For instance, OpenAI, a private AI research company, just announced its newest ChatGPT feature that can speak and respond to images. This means users could take a picture of the food in their fridge and ask the platform to create a meal plan based on the ingredients on hand.
"AI can be both good and bad," Murphy said. "From a cybersecurity perspective, BECU is using AI to help us develop tools and techniques to protect our own systems. We find patterns and create defenses that are more predictive and proactive, rather than being reactive."
Murphy said many organizations use AI to teach their computers to detect when other computers are trying to penetrate their cybersecurity measures.
"Sometimes we just see feelers," Murphy said. "For example, the AI call you receive may ask you seemingly innocent questions, including just getting you to say, 'Hello, who is there?' to gather voice patterns that the scammer will use later to impersonate you. You can protect yourself by maintaining the skepticism you have when there is a sense of urgency or an offer that is too good to be true. Unsolicited phone calls from unknown sources should raise your concerns," Murphy said.
"Limit the information you are willing to share," he said. "If they are claiming to be from BECU, hang up and contact us directly to be sure."
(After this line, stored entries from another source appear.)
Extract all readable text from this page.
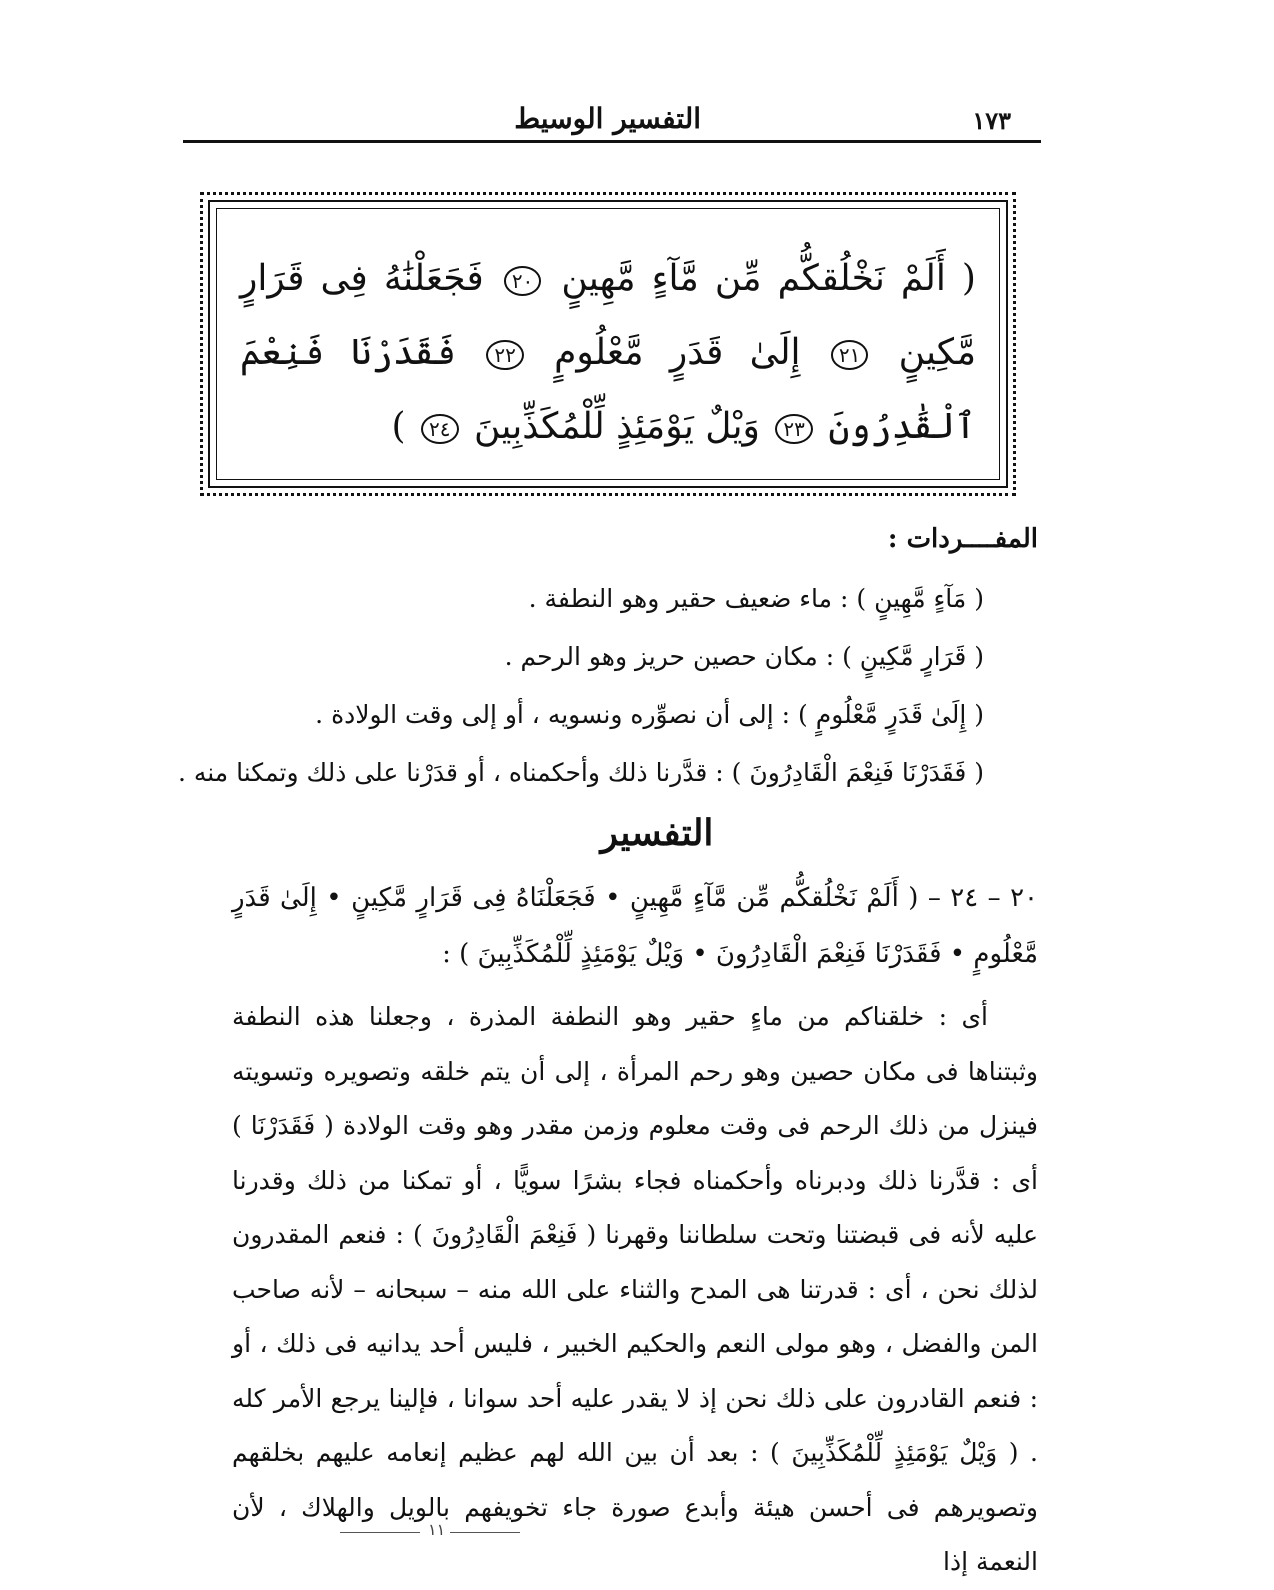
١٧٣
التفسير الوسيط
( أَلَمْ نَخْلُقكُّم مِّن مَّآءٍ مَّهِينٍ ٢٠ فَجَعَلْنَٰهُ فِى قَرَارٍ مَّكِينٍ ٢١ إِلَىٰ قَدَرٍ مَّعْلُومٍ ٢٢ فَقَدَرْنَا فَنِعْمَ ٱلْقَٰدِرُونَ ٢٣ وَيْلٌ يَوْمَئِذٍ لِّلْمُكَذِّبِينَ ٢٤ )
المفــــردات :
( مَآءٍ مَّهِينٍ ) : ماء ضعيف حقير وهو النطفة .
( قَرَارٍ مَّكِينٍ ) : مكان حصين حريز وهو الرحم .
( إِلَىٰ قَدَرٍ مَّعْلُومٍ ) : إلى أن نصوِّره ونسويه ، أو إلى وقت الولادة .
( فَقَدَرْنَا فَنِعْمَ الْقَادِرُونَ ) : قدَّرنا ذلك وأحكمناه ، أو قدَرْنا على ذلك وتمكنا منه .
التفسير

٢٠ – ٢٤ – ( أَلَمْ نَخْلُقكُّم مِّن مَّآءٍ مَّهِينٍ • فَجَعَلْنَاهُ فِى قَرَارٍ مَّكِينٍ • إِلَىٰ قَدَرٍ مَّعْلُومٍ • فَقَدَرْنَا فَنِعْمَ الْقَادِرُونَ • وَيْلٌ يَوْمَئِذٍ لِّلْمُكَذِّبِينَ ) :

أى : خلقناكم من ماءٍ حقير وهو النطفة المذرة ، وجعلنا هذه النطفة وثبتناها فى مكان حصين وهو رحم المرأة ، إلى أن يتم خلقه وتصويره وتسويته فينزل من ذلك الرحم فى وقت معلوم وزمن مقدر وهو وقت الولادة ( فَقَدَرْنَا ) أى : قدَّرنا ذلك ودبرناه وأحكمناه فجاء بشرًا سويًّا ، أو تمكنا من ذلك وقدرنا عليه لأنه فى قبضتنا وتحت سلطاننا وقهرنا ( فَنِعْمَ الْقَادِرُونَ ) : فنعم المقدرون لذلك نحن ، أى : قدرتنا هى المدح والثناء على الله منه – سبحانه – لأنه صاحب المن والفضل ، وهو مولى النعم والحكيم الخبير ، فليس أحد يدانيه فى ذلك ، أو : فنعم القادرون على ذلك نحن إذ لا يقدر عليه أحد سوانا ، فإلينا يرجع الأمر كله . ( وَيْلٌ يَوْمَئِذٍ لِّلْمُكَذِّبِينَ ) : بعد أن بين الله لهم عظيم إنعامه عليهم بخلقهم وتصويرهم فى أحسن هيئة وأبدع صورة جاء تخويفهم بالويل والهلاك ، لأن النعمة إذا

١١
6 Tips To Protect Yourself From Scams
Follow these tips to protect your personal data and your finances:
1. Protect your information.
Unless you are certain you are talking with a trusted source, be skeptical about requests that require your information. Never give passwords, authentication codes or personal information to a caller, even if they sound familiar. It could be a voice recording trying to capture your voice pattern.
2. Be aware of urgent requests.
Don't click on links or reply to requests for money transfers.
3. Avoid unverified offers for prizes.
Assume that if a prize or deal is too good to be true, it probably is.
4. Take a pause.
Pause when confronted with any deal or notice of a discontinued service that requires urgent action. Most reputable companies will give plenty of time to communicate a special offer or discount, and they won't ask you to log in and provide your account number.
5. Contact a trusted source.
Hang up and call the company back using the phone number you know is theirs. Look up the number on the company's website or in your own contacts. Don't call back the number that just called you or use a number in an email or text message you received from the caller.
6. Report fraud.
If you suspect fraud, the FTC wants you to report it. Learn how to help fight fraud on their website.
Basic Scams Still Rule
As interesting and scary as AI driven scams are, Murphy said most people are more likely to encounter basic attempts at fraud and theft, like password phishing emails, text messages and spoofed websites, where scammers are trying to convince users to give up their login information.
"I hope people don't worry so much about highly technical, sensational attacks that they look past basic attacks that are far more common," Murphy said.
If people want to protect themselves most effectively, Murphy advises learning and practicing the basics of online security.
"A healthy dose of skepticism is good," he said. "Just take an extra second to look for red flags."